Wir haben entschieden, den Verzicht auf die bildliche Darstellung als pädagogische Herausforderung zu verstehen und sie konsequent durchgehalten. Durch das „Nichtsehen“ kann die Konzentration und die Wahrnehmung auf das Wesentliche gelenkt werden: Allah wird im Islam mit 99 Namen beschrieben, die zugleich jeder eine Eigenschaft darstellen. Im Arbeitsheft für Klasse 3 thematisieren wir folgende Eigenschaften: der Gebende, der Gerechte, der Geduldige, der Hörende, der Verzeihende, der Beschützende usw. Durch unterschiedliche Aufgabenstellungen sind die Schülerinnen und Schüler aufgefordert, sich mit drei dieser Namen in Beziehung zu setzen und sich ein Bild zu machen.

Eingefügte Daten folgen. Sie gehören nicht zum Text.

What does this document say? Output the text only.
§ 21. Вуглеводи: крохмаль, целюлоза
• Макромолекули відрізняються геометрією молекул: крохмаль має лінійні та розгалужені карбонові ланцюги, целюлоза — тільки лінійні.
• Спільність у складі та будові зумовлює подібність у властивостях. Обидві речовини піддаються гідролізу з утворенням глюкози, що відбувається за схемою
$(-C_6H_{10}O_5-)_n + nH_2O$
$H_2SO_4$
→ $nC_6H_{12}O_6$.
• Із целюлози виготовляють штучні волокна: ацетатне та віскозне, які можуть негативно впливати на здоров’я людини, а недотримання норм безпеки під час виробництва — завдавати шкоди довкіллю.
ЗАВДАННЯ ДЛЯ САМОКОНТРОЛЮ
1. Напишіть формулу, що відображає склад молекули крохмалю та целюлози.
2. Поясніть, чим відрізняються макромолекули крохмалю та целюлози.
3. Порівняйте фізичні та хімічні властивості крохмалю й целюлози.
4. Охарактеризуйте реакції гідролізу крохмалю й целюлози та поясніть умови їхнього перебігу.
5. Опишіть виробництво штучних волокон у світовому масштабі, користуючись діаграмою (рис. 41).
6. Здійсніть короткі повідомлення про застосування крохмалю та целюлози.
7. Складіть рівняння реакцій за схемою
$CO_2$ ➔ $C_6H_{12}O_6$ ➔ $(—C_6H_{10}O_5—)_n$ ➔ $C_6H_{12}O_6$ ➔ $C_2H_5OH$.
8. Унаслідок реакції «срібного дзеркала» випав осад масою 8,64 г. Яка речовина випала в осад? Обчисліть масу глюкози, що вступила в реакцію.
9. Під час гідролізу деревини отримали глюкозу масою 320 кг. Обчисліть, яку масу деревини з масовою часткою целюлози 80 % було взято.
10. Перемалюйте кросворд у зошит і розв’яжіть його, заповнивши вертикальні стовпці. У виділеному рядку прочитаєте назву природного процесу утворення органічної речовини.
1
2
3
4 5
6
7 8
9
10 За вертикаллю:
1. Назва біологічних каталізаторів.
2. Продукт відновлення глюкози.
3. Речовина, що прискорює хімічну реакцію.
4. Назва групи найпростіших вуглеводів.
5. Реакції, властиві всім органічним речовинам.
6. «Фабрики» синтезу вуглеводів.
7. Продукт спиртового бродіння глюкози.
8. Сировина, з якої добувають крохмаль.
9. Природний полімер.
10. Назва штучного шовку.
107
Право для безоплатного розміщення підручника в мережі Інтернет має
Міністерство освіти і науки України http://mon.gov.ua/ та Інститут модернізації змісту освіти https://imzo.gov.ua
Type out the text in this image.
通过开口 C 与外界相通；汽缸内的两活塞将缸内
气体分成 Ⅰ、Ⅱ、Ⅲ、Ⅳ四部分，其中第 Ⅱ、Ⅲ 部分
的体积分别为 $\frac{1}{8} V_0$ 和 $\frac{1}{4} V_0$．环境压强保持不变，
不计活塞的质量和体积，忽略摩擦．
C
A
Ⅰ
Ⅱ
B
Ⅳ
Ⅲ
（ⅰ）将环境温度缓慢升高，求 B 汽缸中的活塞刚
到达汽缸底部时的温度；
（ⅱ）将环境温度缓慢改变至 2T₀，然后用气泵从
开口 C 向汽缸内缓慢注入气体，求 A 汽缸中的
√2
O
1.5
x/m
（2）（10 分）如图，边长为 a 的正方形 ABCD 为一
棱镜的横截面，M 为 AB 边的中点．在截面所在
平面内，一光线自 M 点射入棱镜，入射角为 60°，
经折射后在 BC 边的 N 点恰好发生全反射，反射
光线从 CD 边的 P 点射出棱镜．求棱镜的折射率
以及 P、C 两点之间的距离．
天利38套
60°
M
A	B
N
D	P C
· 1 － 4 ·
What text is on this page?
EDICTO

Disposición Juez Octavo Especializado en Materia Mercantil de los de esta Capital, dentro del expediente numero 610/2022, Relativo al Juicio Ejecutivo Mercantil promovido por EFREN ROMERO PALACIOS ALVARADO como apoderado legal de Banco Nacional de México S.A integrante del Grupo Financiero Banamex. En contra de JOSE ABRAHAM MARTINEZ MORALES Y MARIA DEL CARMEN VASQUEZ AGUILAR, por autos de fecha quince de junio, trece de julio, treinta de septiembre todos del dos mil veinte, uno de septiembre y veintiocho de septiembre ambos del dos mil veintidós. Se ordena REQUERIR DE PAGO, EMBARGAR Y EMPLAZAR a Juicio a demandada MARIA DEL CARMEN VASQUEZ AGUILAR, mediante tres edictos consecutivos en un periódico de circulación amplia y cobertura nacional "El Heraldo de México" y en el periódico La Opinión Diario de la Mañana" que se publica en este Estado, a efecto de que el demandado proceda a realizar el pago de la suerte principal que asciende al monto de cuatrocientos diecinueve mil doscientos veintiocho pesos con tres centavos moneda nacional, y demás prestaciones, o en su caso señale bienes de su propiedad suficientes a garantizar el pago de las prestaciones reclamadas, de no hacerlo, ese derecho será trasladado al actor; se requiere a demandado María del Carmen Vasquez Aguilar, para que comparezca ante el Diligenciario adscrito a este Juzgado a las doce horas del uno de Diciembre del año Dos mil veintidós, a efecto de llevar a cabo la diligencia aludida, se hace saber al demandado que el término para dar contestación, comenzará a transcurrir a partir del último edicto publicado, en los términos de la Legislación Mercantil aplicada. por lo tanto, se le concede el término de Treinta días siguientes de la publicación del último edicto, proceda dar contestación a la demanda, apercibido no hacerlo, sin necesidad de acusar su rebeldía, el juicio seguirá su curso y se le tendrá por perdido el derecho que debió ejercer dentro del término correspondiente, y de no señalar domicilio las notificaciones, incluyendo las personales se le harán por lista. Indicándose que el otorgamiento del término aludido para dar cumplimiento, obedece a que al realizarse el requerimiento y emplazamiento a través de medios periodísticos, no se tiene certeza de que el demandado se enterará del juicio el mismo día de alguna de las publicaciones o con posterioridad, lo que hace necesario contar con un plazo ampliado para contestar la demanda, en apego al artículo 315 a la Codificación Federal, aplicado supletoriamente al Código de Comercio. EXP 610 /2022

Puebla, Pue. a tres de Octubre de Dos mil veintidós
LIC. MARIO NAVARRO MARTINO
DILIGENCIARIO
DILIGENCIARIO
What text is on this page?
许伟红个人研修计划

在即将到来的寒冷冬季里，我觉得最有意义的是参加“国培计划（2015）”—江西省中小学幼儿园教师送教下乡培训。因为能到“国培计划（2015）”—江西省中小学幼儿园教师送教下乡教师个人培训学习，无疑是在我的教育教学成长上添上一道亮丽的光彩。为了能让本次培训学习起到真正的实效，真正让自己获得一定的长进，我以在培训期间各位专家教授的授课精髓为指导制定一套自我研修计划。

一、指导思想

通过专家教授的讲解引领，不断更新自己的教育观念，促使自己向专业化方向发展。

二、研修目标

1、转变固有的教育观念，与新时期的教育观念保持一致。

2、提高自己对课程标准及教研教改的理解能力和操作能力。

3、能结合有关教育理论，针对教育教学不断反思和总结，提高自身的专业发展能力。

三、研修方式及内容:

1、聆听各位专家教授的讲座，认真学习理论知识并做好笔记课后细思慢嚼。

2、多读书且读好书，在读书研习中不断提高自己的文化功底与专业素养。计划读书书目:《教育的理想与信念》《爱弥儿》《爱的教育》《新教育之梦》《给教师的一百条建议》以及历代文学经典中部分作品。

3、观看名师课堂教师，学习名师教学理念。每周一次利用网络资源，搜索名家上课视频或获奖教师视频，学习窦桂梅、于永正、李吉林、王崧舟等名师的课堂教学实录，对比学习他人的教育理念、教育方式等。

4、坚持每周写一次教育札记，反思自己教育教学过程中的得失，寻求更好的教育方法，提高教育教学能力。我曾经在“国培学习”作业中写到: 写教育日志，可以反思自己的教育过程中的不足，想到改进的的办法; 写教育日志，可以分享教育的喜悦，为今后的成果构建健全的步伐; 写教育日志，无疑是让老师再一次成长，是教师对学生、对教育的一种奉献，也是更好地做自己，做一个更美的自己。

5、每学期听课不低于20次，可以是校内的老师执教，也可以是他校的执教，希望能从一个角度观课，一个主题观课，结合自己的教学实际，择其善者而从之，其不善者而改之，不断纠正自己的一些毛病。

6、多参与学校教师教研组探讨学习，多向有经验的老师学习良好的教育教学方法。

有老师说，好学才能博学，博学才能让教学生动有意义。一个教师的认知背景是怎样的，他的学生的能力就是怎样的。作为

Bildergeschichten über den Propheten Mohammed haben wir mit Menschen illustriert, die dem Propheten sehr nahe standen, und sie so gestaltet, dass durch viele kleine Elemente seine Anwesenheit spürbar ist. So stehen seine Schuhe vor einer Höhle, in der er sein sollte oder eine Sprechblase am Rand eines Bildes oder inmitten einer Menschenmenge lässt unseren Propheten nicht sichtbar, aber anwesend sein. Der Kreativität und der Phantasie der Schülerinnen und Schüler sind dabei keine Grenzen gesetzt. Ganz im Gegenteil: Bereits in der Grundschule lernen sie, den Blick auf die Wesenseigenschaften zu konzentrieren – und es ist wünschenswert, wenn hierbei der Transfer gelingt, diesen Blick auch auf die Menschen zu übertragen.